Extended Release Layer

11.	Nimesulide (micronized)	100.0
12.	Lactose	200.0
13.	Hydroxypropyl methylcellulose K100LV	23.0
14.	Hydroxypropyl methylcellulose K4MCR	100.0
15.	Povidone K-30	9.0
16.	Docusate sodium	4.5
17.	Magnesium stearate	4.5
18.	Colloidal silicon dioxide	4.5
19.	Sodium lauryl sulphate	4.5
20.	Isopropyl alcohol	(Lost in processing)

Procedure:

Blend 1: Blend (1), (2), (3) and (4) and granulate with solution of (5), (6) and (7) in (10). Dry the granules and blend with (8) and (9).

Blend 2: Blend (11), (12), (13) and (14) and granulate with solution of (15) and (16) in (20).
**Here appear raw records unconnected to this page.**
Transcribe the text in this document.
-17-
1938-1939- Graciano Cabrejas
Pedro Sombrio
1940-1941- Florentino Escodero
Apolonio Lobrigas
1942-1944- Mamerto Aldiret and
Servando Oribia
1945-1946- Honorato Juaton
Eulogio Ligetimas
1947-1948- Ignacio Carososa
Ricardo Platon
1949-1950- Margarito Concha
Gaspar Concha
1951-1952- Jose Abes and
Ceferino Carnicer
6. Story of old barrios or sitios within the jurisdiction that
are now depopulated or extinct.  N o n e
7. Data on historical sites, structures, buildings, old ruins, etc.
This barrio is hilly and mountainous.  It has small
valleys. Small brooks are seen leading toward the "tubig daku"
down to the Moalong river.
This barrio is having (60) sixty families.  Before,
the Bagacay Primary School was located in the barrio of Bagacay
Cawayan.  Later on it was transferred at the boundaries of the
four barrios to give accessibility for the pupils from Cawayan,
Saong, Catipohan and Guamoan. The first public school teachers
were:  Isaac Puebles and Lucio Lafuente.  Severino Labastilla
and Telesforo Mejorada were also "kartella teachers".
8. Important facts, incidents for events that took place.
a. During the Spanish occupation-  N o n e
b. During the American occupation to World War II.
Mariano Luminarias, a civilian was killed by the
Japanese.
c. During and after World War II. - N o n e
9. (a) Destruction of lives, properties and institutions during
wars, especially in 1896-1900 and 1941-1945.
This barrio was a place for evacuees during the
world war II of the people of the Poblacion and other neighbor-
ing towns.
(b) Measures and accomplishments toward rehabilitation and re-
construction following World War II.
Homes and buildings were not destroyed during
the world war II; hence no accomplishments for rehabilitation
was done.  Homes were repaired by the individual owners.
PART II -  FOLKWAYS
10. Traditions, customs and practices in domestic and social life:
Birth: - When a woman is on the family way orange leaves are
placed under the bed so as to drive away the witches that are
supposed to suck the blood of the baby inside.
Dry the granules and mix with (17), (18) and (19). Compress into bilayer tablets using a suitable compression machine.

EXAMPLE-11Bilayer Tablets Having One Fast Release Layer Containing Drug in Complexed Form and One Extended Release Layer


S. No.	Ingredients	mg/tablet

A. Fast Release layer

1.	Nimesulide (micronized)	100.0
2.	β-cyclodextrin	400.0
3.	Starch	70.0
4.	Povidone K-30	7.5
5.	Croscarmellose sodium	20.0
6.	Magnesium stearate	2.5

B. Extended Release Layer

7.	Nimesulide (micronized)	100.0
8.	Lactose	200.0
9.	Hydroxypropyl methylcellulose K100LV	23.0
10.	Hydroxypropyl methylcellulose K4MCR	100.0
11.	Povidone K-30	9.0
12.	Magnesium stearate	4.5
13.	Colloidal silicon dioxide	4.5
14.	Docusate sodium	4.5

Procedure:Layer-1

1. Mix (1) and (2), co-mill under specific conditions favouring complexation using ball mill to prepare a complex.
2. Mix complex of step 1 with (3) and granulate with a solution of (4) in water.
3. Dry the granules at 40°-50° C.
4. Size the granules and mix with (5) and (6).

Layer-II

1. Mix (7), (8), (9) and (10). Granulate with a solution of (11) and (14).
2. Dry the granules at 40°-50° C.
3. Size the granules and mix with (12) and (13).
4. Compress the two layers into bilayered tablets using suitable compression machine.